Como sabemos, Francisco (no dia de ontem celebramos os 112 anos do seu nascimento) e Jacinta Marto morreram ainda muito novos, por causa de uma grande pandemia mundial, ficando somente Lúcia, tal como a Senhora de Fátima tinha anunciado na aparição de 13 de junho que hoje evocamos. Recordando as suas palavras, a Senhora disse a Lúcia: «Sim, a Jacinta e o Francisco, levo-os em breve, mas tu, Lúcia, ficas cá mais algum tempo; Jesus quer servir-se de ti para me fazer conhecer e amar»4 . Ora, vemos aqui mais uma vez a grande atualidade da Mensagem de Fátima, que não é somente uma história do passado que nos comove, mas é uma mensagem que ainda hoje nos desafia5 : Jesus precisa de cada um de nós! Cada um, com a sua história de vida, com as suas qualidades e fragilidades, com os seus projetos e sonhos, é precioso aos olhos de Jesus! O mandamento do amor, o único capaz de salvar a humanidade deste dilúvio que atravessamos depende de cada um de nós porque Deus jamais se esquecerá do Homem (Is 49,15). Aliás, o tema pastoral que o Santuário vive este ano educa-nos para esta relação entre a «graça» de Deus e a «liberdade» da nossa ação: por um lado, a graça de Deus exige-nos uma responsabilidade na nossa liberdade de atuar; por outro lado, esta nossa liberdade é mais rica, mais capaz, com o dom da graça divina6 .

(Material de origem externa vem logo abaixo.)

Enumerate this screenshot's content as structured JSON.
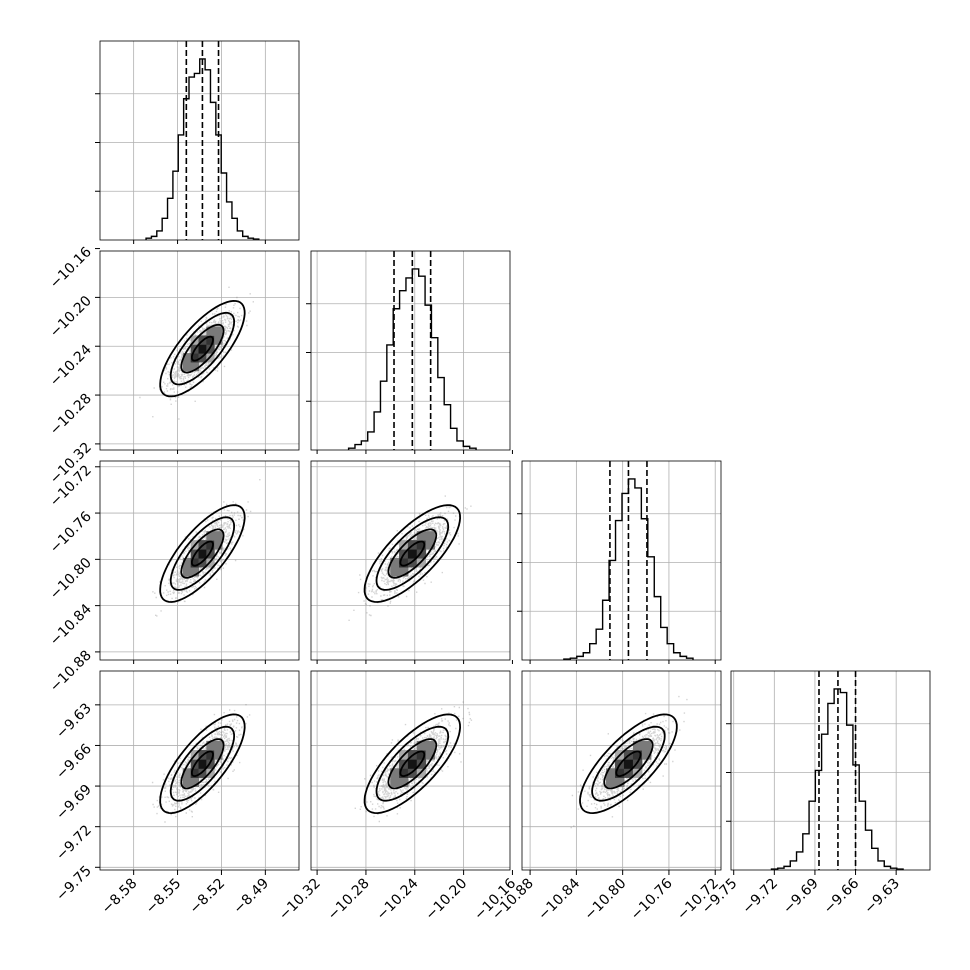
{
  "chart_data": {
    "type": "corner",
    "grid": true,
    "colors": {
      "axes": "#000000",
      "grid": "#b0b0b0",
      "contour": "#000000",
      "scatter": "#808080",
      "quantile_line": "#000000"
    },
    "quantiles": [
      0.16,
      0.5,
      0.84
    ],
    "parameters": [
      {
        "index": 0,
        "range": [
          -8.603,
          -8.467
        ],
        "ticks": [
          -8.58,
          -8.55,
          -8.52,
          -8.49
        ],
        "tick_labels": [
          "−8.58",
          "−8.55",
          "−8.52",
          "−8.49"
        ],
        "mean": -8.533,
        "sd": 0.0107,
        "quantile_values": [
          -8.544,
          -8.533,
          -8.522
        ],
        "hist_counts": [
          0.01,
          0.02,
          0.05,
          0.12,
          0.23,
          0.38,
          0.58,
          0.78,
          0.9,
          0.92,
          1.0,
          0.94,
          0.76,
          0.58,
          0.37,
          0.21,
          0.12,
          0.05,
          0.02,
          0.01,
          0.005
        ]
      },
      {
        "index": 1,
        "range": [
          -10.325,
          -10.162
        ],
        "ticks": [
          -10.32,
          -10.28,
          -10.24,
          -10.2,
          -10.16
        ],
        "tick_labels": [
          "−10.32",
          "−10.28",
          "−10.24",
          "−10.20",
          "−10.16"
        ],
        "mean": -10.242,
        "sd": 0.0145,
        "quantile_values": [
          -10.257,
          -10.242,
          -10.227
        ],
        "hist_counts": [
          0.01,
          0.03,
          0.05,
          0.1,
          0.21,
          0.38,
          0.58,
          0.78,
          0.88,
          0.95,
          1.0,
          0.96,
          0.8,
          0.62,
          0.4,
          0.25,
          0.12,
          0.05,
          0.02,
          0.01
        ]
      },
      {
        "index": 2,
        "range": [
          -10.887,
          -10.715
        ],
        "ticks": [
          -10.88,
          -10.84,
          -10.8,
          -10.76,
          -10.72
        ],
        "tick_labels": [
          "−10.88",
          "−10.84",
          "−10.80",
          "−10.76",
          "−10.72"
        ],
        "mean": -10.795,
        "sd": 0.0155,
        "quantile_values": [
          -10.811,
          -10.795,
          -10.779
        ],
        "hist_counts": [
          0.005,
          0.01,
          0.02,
          0.04,
          0.09,
          0.17,
          0.33,
          0.55,
          0.77,
          0.92,
          1.0,
          0.95,
          0.78,
          0.57,
          0.35,
          0.18,
          0.09,
          0.04,
          0.02,
          0.01
        ]
      },
      {
        "index": 3,
        "range": [
          -9.752,
          -9.605
        ],
        "ticks": [
          -9.75,
          -9.72,
          -9.69,
          -9.66,
          -9.63
        ],
        "tick_labels": [
          "−9.75",
          "−9.72",
          "−9.69",
          "−9.66",
          "−9.63"
        ],
        "mean": -9.6735,
        "sd": 0.0135,
        "quantile_values": [
          -9.687,
          -9.673,
          -9.66
        ],
        "hist_counts": [
          0.005,
          0.01,
          0.02,
          0.05,
          0.1,
          0.2,
          0.38,
          0.55,
          0.75,
          0.92,
          1.0,
          0.98,
          0.8,
          0.58,
          0.38,
          0.22,
          0.12,
          0.05,
          0.02,
          0.01,
          0.005
        ]
      }
    ],
    "correlation": 0.75,
    "contour_levels_sigma": [
      0.5,
      1.0,
      1.5,
      2.0
    ]
  }
}
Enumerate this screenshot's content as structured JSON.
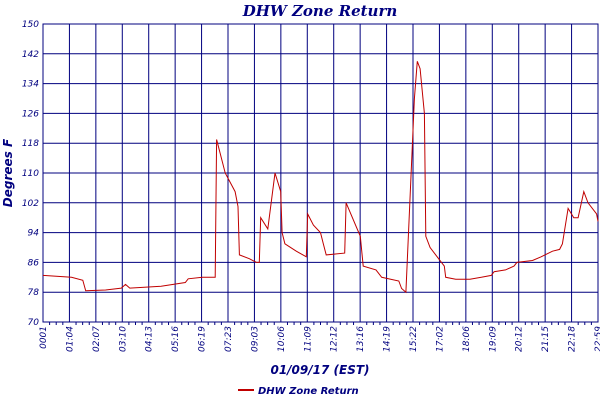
{
  "chart_data": {
    "type": "line",
    "title": "DHW Zone Return",
    "xlabel": "01/09/17 (EST)",
    "ylabel": "Degrees F",
    "ylim": [
      70,
      150
    ],
    "yticks": [
      "70",
      "78",
      "86",
      "94",
      "102",
      "110",
      "118",
      "126",
      "134",
      "142",
      "150"
    ],
    "xticks": [
      "0001",
      "01:04",
      "02:07",
      "03:10",
      "04:13",
      "05:16",
      "06:19",
      "07:23",
      "09:03",
      "10:06",
      "11:09",
      "12:12",
      "13:16",
      "14:19",
      "15:22",
      "17:02",
      "18:06",
      "19:09",
      "20:12",
      "21:15",
      "22:18",
      "22:59"
    ],
    "grid": true,
    "legend_position": "bottom-center",
    "series": [
      {
        "name": "DHW Zone Return",
        "color": "#c00000",
        "points": [
          [
            0,
            82.5
          ],
          [
            20,
            82.0
          ],
          [
            28,
            81.2
          ],
          [
            30,
            78.4
          ],
          [
            44,
            78.6
          ],
          [
            55,
            79.1
          ],
          [
            58,
            80.1
          ],
          [
            61,
            79.1
          ],
          [
            83,
            79.6
          ],
          [
            100,
            80.6
          ],
          [
            102,
            81.6
          ],
          [
            112,
            82.0
          ],
          [
            121,
            82.0
          ],
          [
            122,
            119.0
          ],
          [
            124,
            116.0
          ],
          [
            128,
            110.0
          ],
          [
            135,
            105.0
          ],
          [
            137,
            101.0
          ],
          [
            138,
            88.0
          ],
          [
            145,
            87.0
          ],
          [
            150,
            86.0
          ],
          [
            152,
            86.0
          ],
          [
            153,
            98.0
          ],
          [
            158,
            95.0
          ],
          [
            163,
            110.0
          ],
          [
            167,
            105.0
          ],
          [
            168,
            94.0
          ],
          [
            170,
            91.0
          ],
          [
            178,
            89.0
          ],
          [
            185,
            87.5
          ],
          [
            186,
            99.0
          ],
          [
            190,
            96.0
          ],
          [
            195,
            94.0
          ],
          [
            197,
            91.0
          ],
          [
            199,
            88.0
          ],
          [
            212,
            88.5
          ],
          [
            213,
            102.0
          ],
          [
            223,
            93.0
          ],
          [
            225,
            85.0
          ],
          [
            234,
            84.0
          ],
          [
            238,
            82.0
          ],
          [
            250,
            81.0
          ],
          [
            252,
            79.0
          ],
          [
            255,
            78.0
          ],
          [
            261,
            130.0
          ],
          [
            263,
            140.0
          ],
          [
            265,
            138.0
          ],
          [
            268,
            126.0
          ],
          [
            269,
            93.0
          ],
          [
            272,
            90.0
          ],
          [
            278,
            87.0
          ],
          [
            282,
            85.0
          ],
          [
            283,
            82.0
          ],
          [
            290,
            81.5
          ],
          [
            300,
            81.5
          ],
          [
            308,
            82.0
          ],
          [
            315,
            82.5
          ],
          [
            317,
            83.5
          ],
          [
            325,
            84.0
          ],
          [
            331,
            85.0
          ],
          [
            333,
            86.0
          ],
          [
            344,
            86.5
          ],
          [
            350,
            87.5
          ],
          [
            358,
            89.0
          ],
          [
            363,
            89.5
          ],
          [
            365,
            91.0
          ],
          [
            369,
            100.5
          ],
          [
            373,
            98.0
          ],
          [
            376,
            98.0
          ],
          [
            380,
            105.0
          ],
          [
            383,
            102.0
          ],
          [
            389,
            99.0
          ],
          [
            390,
            97.0
          ]
        ]
      }
    ]
  }
}
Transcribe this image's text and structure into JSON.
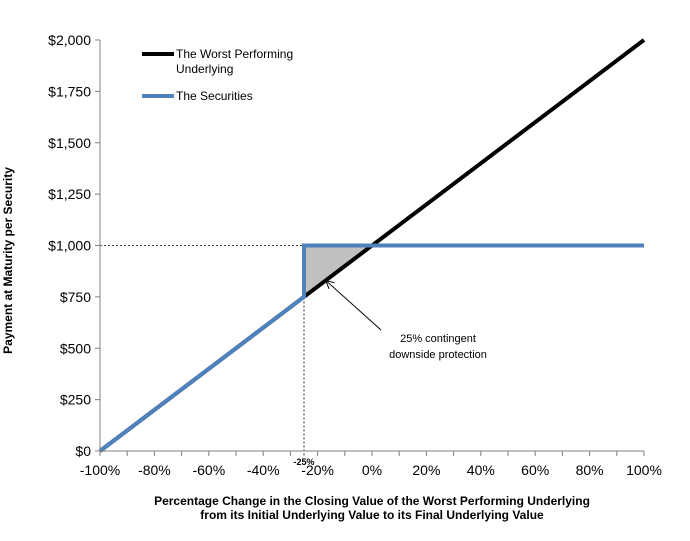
{
  "chart_data": {
    "type": "line",
    "xlabel_lines": [
      "Percentage Change in the Closing Value of the Worst Performing Underlying",
      "from its Initial Underlying Value to its Final Underlying Value"
    ],
    "ylabel": "Payment at Maturity per Security",
    "xlim": [
      -100,
      100
    ],
    "ylim": [
      0,
      2000
    ],
    "x_ticks": [
      -100,
      -80,
      -60,
      -40,
      -20,
      0,
      20,
      40,
      60,
      80,
      100
    ],
    "x_tick_labels": [
      "-100%",
      "-80%",
      "-60%",
      "-40%",
      "-20%",
      "0%",
      "20%",
      "40%",
      "60%",
      "80%",
      "100%"
    ],
    "y_ticks": [
      0,
      250,
      500,
      750,
      1000,
      1250,
      1500,
      1750,
      2000
    ],
    "y_tick_labels": [
      "$0",
      "$250",
      "$500",
      "$750",
      "$1,000",
      "$1,250",
      "$1,500",
      "$1,750",
      "$2,000"
    ],
    "series": [
      {
        "name": "The Worst Performing Underlying",
        "legend_lines": [
          "The Worst Performing",
          "Underlying"
        ],
        "color": "#000000",
        "x": [
          -100,
          100
        ],
        "y": [
          0,
          2000
        ]
      },
      {
        "name": "The Securities",
        "legend_lines": [
          "The Securities"
        ],
        "color": "#4F81BD",
        "x": [
          -100,
          -25,
          -25,
          100
        ],
        "y": [
          0,
          750,
          1000,
          1000
        ]
      }
    ],
    "legend_position": "top-left",
    "shaded_region": {
      "color": "#c0c0c0",
      "points": [
        [
          -25,
          750
        ],
        [
          -25,
          1000
        ],
        [
          0,
          1000
        ]
      ]
    },
    "reference_lines": {
      "vertical_x": -25,
      "horizontal_y": 1000,
      "marker_label": "-25%"
    },
    "annotation": {
      "lines": [
        "25% contingent",
        "downside protection"
      ],
      "arrow_target": [
        -17,
        830
      ]
    },
    "grid": false
  }
}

Para terminar, e porque o fado é tão da nossa terra, lembro as palavras que não sei cantar: «a alegria da pobreza / está nesta grande riqueza / de dar e ficar contente». Caros irmãos e irmãs, esta é a nossa maior riqueza: «dar e ficar contente». Este é o segredo do mandamento do amor, o sinal da nossa identidade. Este é o pedido do Senhor Jesus. Esta é a grande sabedoria que aprendemos nesta «escola do amor», que o colo de Nossa Senhora de Fátima tão bem nos ensina!

1 Cfr. Gaudium et Spes, 45.
2 Cfr. BENTO XVI, Caritas in veritate, 27.
3 Cfr. PAPA FRANCISCO, Catequeses sobre o Pai Nosso
4 Memórias da Irmã Lúcia VI, Aparições de 13 de junho, 175.
5 Cfr. ANTÓNIO MARTO, Fátima. Mensagem de misericórdia e de esperança para o mundo, 27.
6 Cfr. Catecismo da Igreja Católica, 1996-2000.